Q: How Many Americans Do Just 10 Coal Mines Kill? A: A Lot. (Infographic)

Coal trains in Wyoming. Photo: KimonBerlin via Flickr/CC BY 2.0

Wyoming's Powder River Basin is home to 10 of the nation's largest coal mines. That coal is shipped across the country and then shoveled into some of our biggest, dirtiest power plants. Together, they generate 40% of the nation's electricity—and the pollution that spews forth as the coal is burned kills thousands of people every year. To get an uncomfortably precise idea of where it's having the most devastating impact, just look over this infographic from High Country News: (here's the full-size version)

High Country News/Promo image

Emissions from coal plants, especially those blasted from the creaky, half century-old giants that skirt regulations mandated by the Clean Air Act, cause asthma, respiratory illness, lung disease, and cancer.

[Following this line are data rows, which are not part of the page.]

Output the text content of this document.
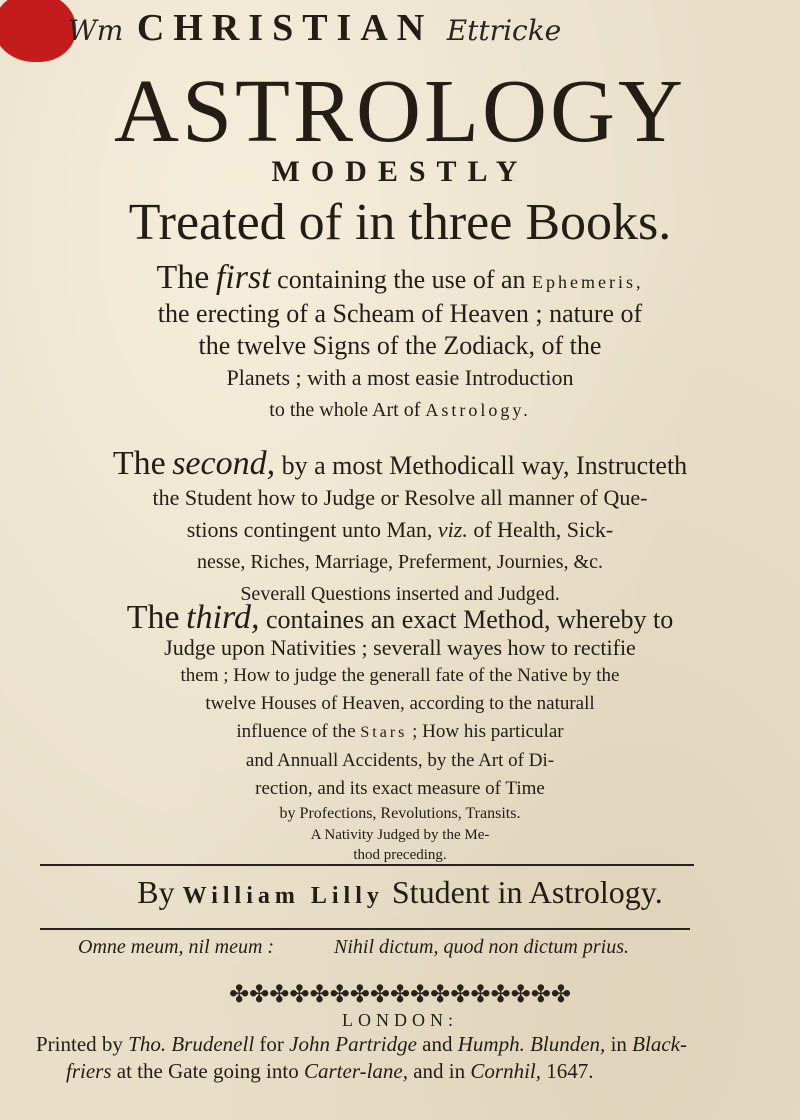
Wm CHRISTIAN Ettricke
ASTROLOGY
MODESTLY
Treated of in three Books.
The first containing the use of an Ephemeris,
the erecting of a Scheam of Heaven ; nature of
the twelve Signs of the Zodiack, of the
Planets ; with a most easie Introduction
to the whole Art of Astrology.
The second, by a most Methodicall way, Instructeth
the Student how to Judge or Resolve all manner of Que-
stions contingent unto Man, viz. of Health, Sick-
nesse, Riches, Marriage, Preferment, Journies, &c.
Severall Questions inserted and Judged.
The third, containes an exact Method, whereby to
Judge upon Nativities ; severall wayes how to rectifie
them ; How to judge the generall fate of the Native by the
twelve Houses of Heaven, according to the naturall
influence of the Stars ; How his particular
and Annuall Accidents, by the Art of Di-
rection, and its exact measure of Time
by Profections, Revolutions, Transits.
A Nativity Judged by the Me-
thod preceding.
By William Lilly Student in Astrology.
Omne meum, nil meum :	Nihil dictum, quod non dictum prius.
✤✤✤✤✤✤✤✤✤✤✤✤✤✤✤✤✤
LONDON:
Printed by Tho. Brudenell for John Partridge and Humph. Blunden, in Black-
friers at the Gate going into Carter-lane, and in Cornhil, 1647.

And remember, this graphic only demonstrates the impact of coal-fired emissions from one group of mines. And just look how dramatically it blankets Appalachia and the rust belt in particulate-ridden coaly air. Appalachia has its own share of coal mines too, of course—many of which result in topless mountains. So this is really just about half of coal's deadly impact, all of which stems from one grouping of mines.

On top of all that, Climate Progress's Stephen Lacey notes that Powder River Basin coal is responsible for 14% of the nation's greenhouse gas emissions.

But the visual is what's important here. More folks need to know that they're breathing in polluted air, even if they live 100 miles away from a coal plant, and this message really needs to sink in: If you live in one of those dark red areas, coal might actually kill you.